There is ample statistical evidence showing that adult women read more novels than men, attend more book clubs than men, use libraries more than men, buy more books than men, take more creative writing courses than men, and probably write more works of fiction than men. If, as a demographic, they suddenly stopped reading, the novel would nearly disappear.
A recent perusal of the New York Times fiction best-seller list, scoring sales of print and e-books combined, showed that of the fifteen titles listed, eleven were written by women. Indeed, women are the bulwarks of the novel trade. Those statistics could lead one to also believe that the reason for such disparity is that stories told in novels, the characters, plots, insights, inner thoughts, experiences and wisdom offered are skewed to reflect a female point of view.
Even if you take romance fiction out of the mix, formula romance and its many spinoffs, a surefire product targeted exclusively to women, women readers continue to outpace men. Having even moved into reading categories once considered strictly male turf, women readers and writers today are heavily represented across many genres from science fiction and zombie novels to mystery, suspense, horror, thrillers, military, including a myriad of other sub-genres.
Heroines abound, many created by men, including myself. My mystery series set in Washington, D.C., features Fiona Fitzgerald, a female detective, and like Barbara Rose, in The War of the Roses, women emerge in strong roles in my writing. Gender, in my writing process, has little to do with marketing considerations. My creative subconscious and intuition demand it, and I am certain that female writers create male characters for similar reasons, however mysterious. So, most female authors do not write exclusively about women despite the fact that they have an overwhelming female readership.
Whatever publishing discrimination might have existed for women in the past, they obviously do not exist in the present. I’m inclined to believe that women, despite once being held back by education, custom and bias, and restricted to roles primarily as caregivers and nurturers, have surreptitiously dominated the market for novels. The creative urge operates outside the parameters of gender and, despite the restrictions, women have been writing and publishing novels from the moment the form emerged.
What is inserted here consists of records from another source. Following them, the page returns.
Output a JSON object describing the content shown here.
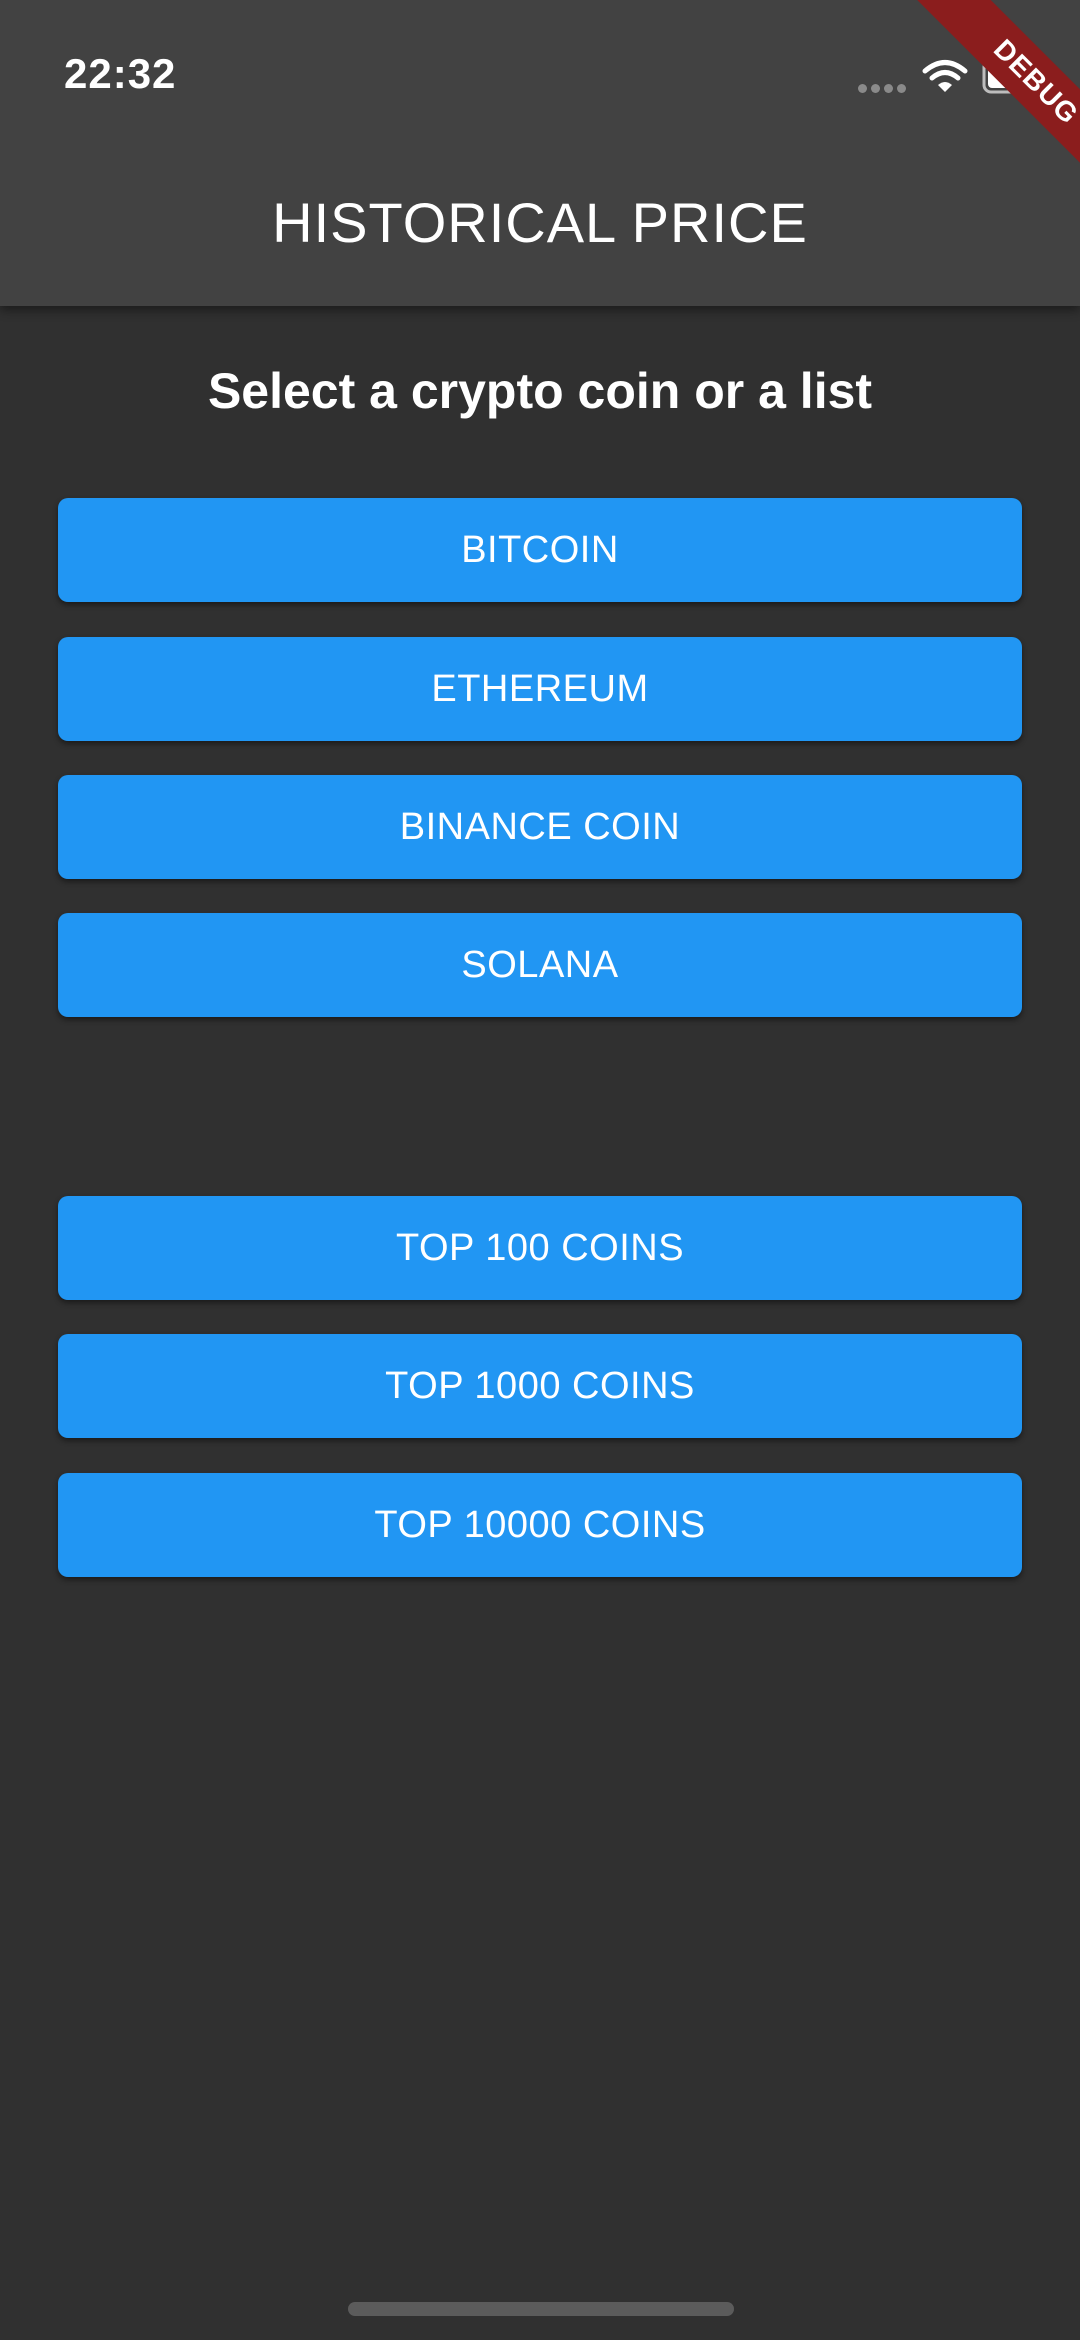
{
  "status_bar": {
    "time": "22:32",
    "icons": [
      "cellular-dots-icon",
      "wifi-icon",
      "battery-icon"
    ]
  },
  "debug_banner": {
    "label": "DEBUG",
    "color": "#8b1d1d"
  },
  "app_bar": {
    "title": "HISTORICAL PRICE",
    "background": "#424242"
  },
  "main": {
    "prompt": "Select a crypto coin or a list",
    "background": "#303030",
    "button_color": "#2196f3",
    "coin_buttons": [
      {
        "label": "BITCOIN"
      },
      {
        "label": "ETHEREUM"
      },
      {
        "label": "BINANCE COIN"
      },
      {
        "label": "SOLANA"
      }
    ],
    "list_buttons": [
      {
        "label": "TOP 100 COINS"
      },
      {
        "label": "TOP 1000 COINS"
      },
      {
        "label": "TOP 10000 COINS"
      }
    ]
  }
}
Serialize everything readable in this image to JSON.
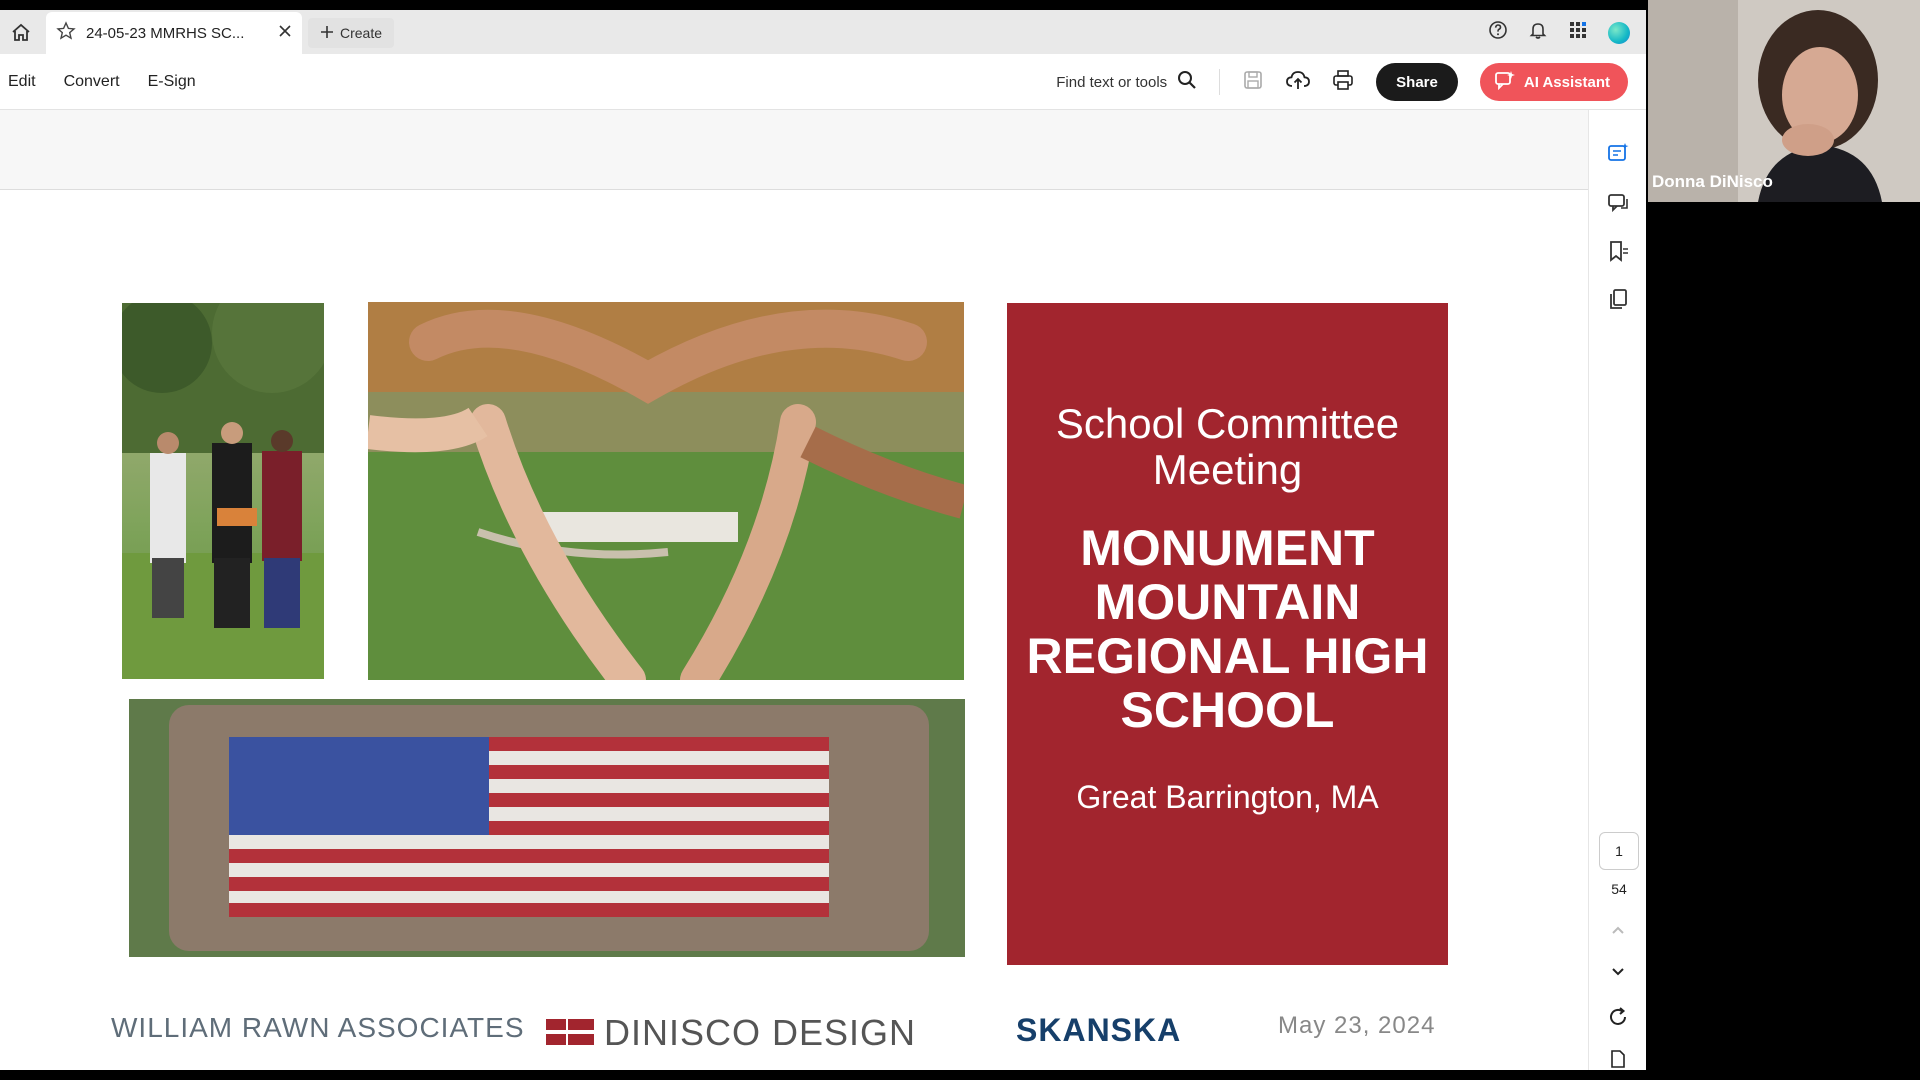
{
  "tabbar": {
    "doc_tab_title": "24-05-23 MMRHS SC...",
    "create_label": "Create"
  },
  "toolbar": {
    "menu": [
      "Edit",
      "Convert",
      "E-Sign"
    ],
    "find_label": "Find text or tools",
    "share_label": "Share",
    "ai_label": "AI Assistant"
  },
  "pager": {
    "current": "1",
    "total": "54"
  },
  "slide": {
    "subtitle": "School Committee Meeting",
    "school_name": "MONUMENT MOUNTAIN REGIONAL HIGH SCHOOL",
    "location": "Great Barrington, MA",
    "logos": {
      "rawn": "WILLIAM RAWN ASSOCIATES",
      "dinisco": "DINISCO DESIGN",
      "skanska": "SKANSKA"
    },
    "date": "May 23, 2024"
  },
  "video": {
    "participant_name": "Donna DiNisco"
  },
  "colors": {
    "card": "#a2252e",
    "ai_button": "#f0545a",
    "share_button": "#1b1b1b",
    "skanska": "#163f6a"
  }
}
In the murky definition where the literary crosses swords with the popular, note the names of these authors: Dickens, Balzac, Bronte, Tolstoy, Lessing, Hemingway, Sands, Eliot, Austen, Proust, Shelly, Faulkner, Joyce, McCullers, Fitzgerald, Cather, Stowe, Wharton, etc. — some female and some male. Their stories have been told from the point of view of both genders; stories that are about the human species and not confined merely to an isolated gender.
The gender of a novelist is irrelevant to their creativity. The criterion is talent, a mysterious and extraordinary gift that does not discriminate. A talented female author can find her way into the mind and heart of her male characters just as a male writer can do the same with his female characters. If there is some mythical dividing line between the insight, wisdom, and literary skill between men and women, it is not apparent to me. As for the reasons women dominate the reading market or perhaps the writing profession, I don’t have the answers — I can understand economic and opportunity parity, but not intellectual and artistic parity.
As a reader, I make my selections solely on the basis of which author moves me to enter his or her world, and follow the lives of their characters into the mysteries of their destiny. I hope the readers of my work feel the same way.